Ese era nuestro mundo. Estábamos en la cámara para respirar juntos, para sobrevivir. Quien amenazara ese mundo sería nuestro enemigo.

Al principio la Policía cedió, pero con el correr del tiempo y sin una alternativa más efectiva el oficial a cargo, Sven Thorander, eligió correr el riesgo. Ordenó poner fin a toda comunicación con el grupo, detener el envío de alimentos, cortar el suministro de luz y que se introdujeran los gases desde el techo. Se vertieron quince botes en un minuto, para que fueran efectivos. Del otro lado de la puerta había policías armados y con máscaras de gas. Se envió también un equipo de anestesiólogos, presto a reanimar a los rehenes que se hubieran desmayado. Fuera del banco aguardaban media docena de ambulancias.
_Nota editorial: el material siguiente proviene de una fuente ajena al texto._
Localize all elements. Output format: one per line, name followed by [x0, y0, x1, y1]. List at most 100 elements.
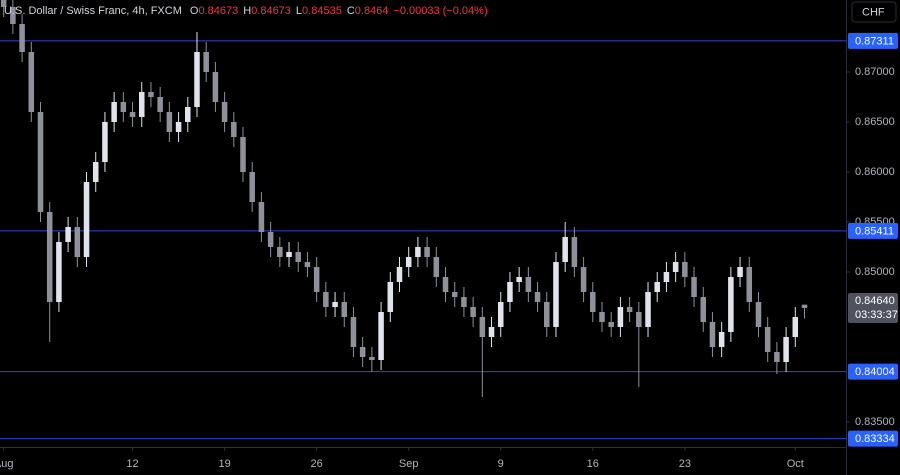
candle-body	[507, 282, 513, 302]
candle-body	[56, 242, 62, 302]
candle-body	[451, 292, 458, 297]
candle-body	[617, 307, 624, 327]
candle-body	[442, 277, 449, 292]
candle-body	[369, 357, 375, 360]
x-tick-label: 9	[498, 458, 504, 470]
candle-body	[19, 24, 25, 52]
candle-body	[599, 312, 605, 322]
candle-body	[562, 237, 568, 262]
candle-body	[709, 322, 716, 347]
level-label-box	[848, 363, 898, 380]
candle-body	[718, 332, 725, 347]
candle-body	[700, 297, 707, 322]
candle-body	[737, 267, 743, 277]
candle-body	[571, 237, 578, 267]
candle-body	[801, 304, 808, 308]
candle-body	[286, 252, 292, 257]
y-tick-label: 0.83500	[855, 416, 895, 428]
candle-body	[479, 317, 486, 337]
candle-body	[111, 102, 117, 122]
countdown: 03:33:37	[855, 309, 898, 321]
current-price-label: 0.84640	[855, 295, 895, 307]
x-tick-label: Oct	[787, 458, 804, 470]
candle-body	[672, 262, 679, 272]
candle-body	[516, 277, 522, 282]
candle-body	[626, 307, 633, 312]
candle-body	[553, 262, 559, 327]
candle-body	[258, 202, 265, 232]
candle-body	[37, 112, 44, 212]
candle-body	[323, 292, 329, 307]
x-tick-label: 19	[218, 458, 230, 470]
candle-body	[166, 112, 173, 132]
candle-body	[461, 297, 467, 307]
candle-body	[341, 302, 348, 317]
candle-body	[102, 122, 108, 162]
x-tick-label: Sep	[399, 458, 419, 470]
candle-body	[663, 272, 670, 282]
candle-body	[580, 267, 587, 292]
x-tick-label: 12	[126, 458, 138, 470]
candle-body	[488, 327, 495, 337]
candle-body	[46, 212, 53, 302]
candle-body	[194, 52, 200, 107]
level-label-box	[848, 222, 898, 239]
candle-body	[231, 122, 237, 137]
candle-body	[203, 52, 209, 72]
ohlc-value: 0.8464	[355, 5, 389, 17]
candle-body	[764, 327, 771, 352]
candle-body	[212, 72, 219, 102]
candle-body	[525, 277, 532, 292]
level-label: 0.87311	[855, 35, 894, 47]
ohlc-letter: C	[347, 5, 355, 17]
symbol: U.S. Dollar / Swiss Franc, 4h, FXCM	[4, 5, 182, 17]
candle-body	[396, 267, 403, 282]
candle-body	[774, 352, 780, 362]
candle-body	[544, 302, 550, 327]
candle-body	[295, 252, 301, 262]
ohlc-letter: O	[190, 5, 199, 17]
candle-body	[359, 347, 366, 357]
candle-body	[185, 107, 191, 122]
candle-body	[608, 322, 614, 327]
candle-body	[148, 92, 154, 97]
candle-body	[249, 172, 255, 202]
candle-body	[424, 247, 430, 257]
candle-body	[534, 292, 541, 302]
candle-body	[10, 7, 16, 24]
candle-body	[157, 97, 163, 112]
axes: 0.870000.865000.860000.855000.850000.835…	[0, 32, 898, 470]
level-label: 0.85411	[855, 225, 894, 237]
candle-body	[277, 247, 283, 257]
y-tick-label: 0.86000	[855, 166, 895, 178]
candle-body	[332, 302, 338, 307]
candle-body	[313, 267, 320, 292]
header-legend: U.S. Dollar / Swiss Franc, 4h, FXCM O0.84…	[4, 5, 488, 17]
candle-body	[497, 302, 504, 327]
current-price-box	[848, 293, 898, 323]
candle-body	[387, 282, 394, 312]
candle-body	[783, 337, 789, 362]
currency-button[interactable]	[851, 1, 897, 23]
candle-body	[645, 292, 651, 327]
candle-body	[120, 102, 127, 112]
candle-body	[636, 312, 642, 327]
y-tick-label: 0.85000	[855, 266, 895, 278]
candle-body	[65, 227, 71, 242]
header: U.S. Dollar / Swiss Franc, 4h, FXCM O0.84…	[4, 5, 488, 17]
x-tick-label: 23	[679, 458, 691, 470]
level-label: 0.83334	[855, 433, 895, 445]
candle-body	[350, 317, 357, 347]
ohlc-value: 0.84673	[198, 5, 238, 17]
ohlc-letter: H	[243, 5, 251, 17]
level-label: 0.84004	[855, 366, 895, 378]
plot-area	[0, 0, 846, 440]
candle-body	[654, 282, 660, 292]
candle-body	[682, 262, 688, 277]
candle-body	[92, 162, 99, 182]
candle-body	[175, 122, 182, 132]
candle-body	[0, 0, 7, 7]
ohlc-letter: L	[296, 5, 302, 17]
El drama del banco llegó así a su fin. Suecia respiró aliviada. Birgitta se quedó con la radio de Olsson y Kristin con una bala de su ametralladora. Souvenirs que su secuestrador gentilmente les obsequió. Un año más tarde, una de las rehenes visitará a Clark en prisión. Ni Quentin Tarantino en el pico de su creatividad hubiera imaginado un guión tan absurdo como el que se vivió en aquel banco de Estocolmo en el verano boreal de 1973.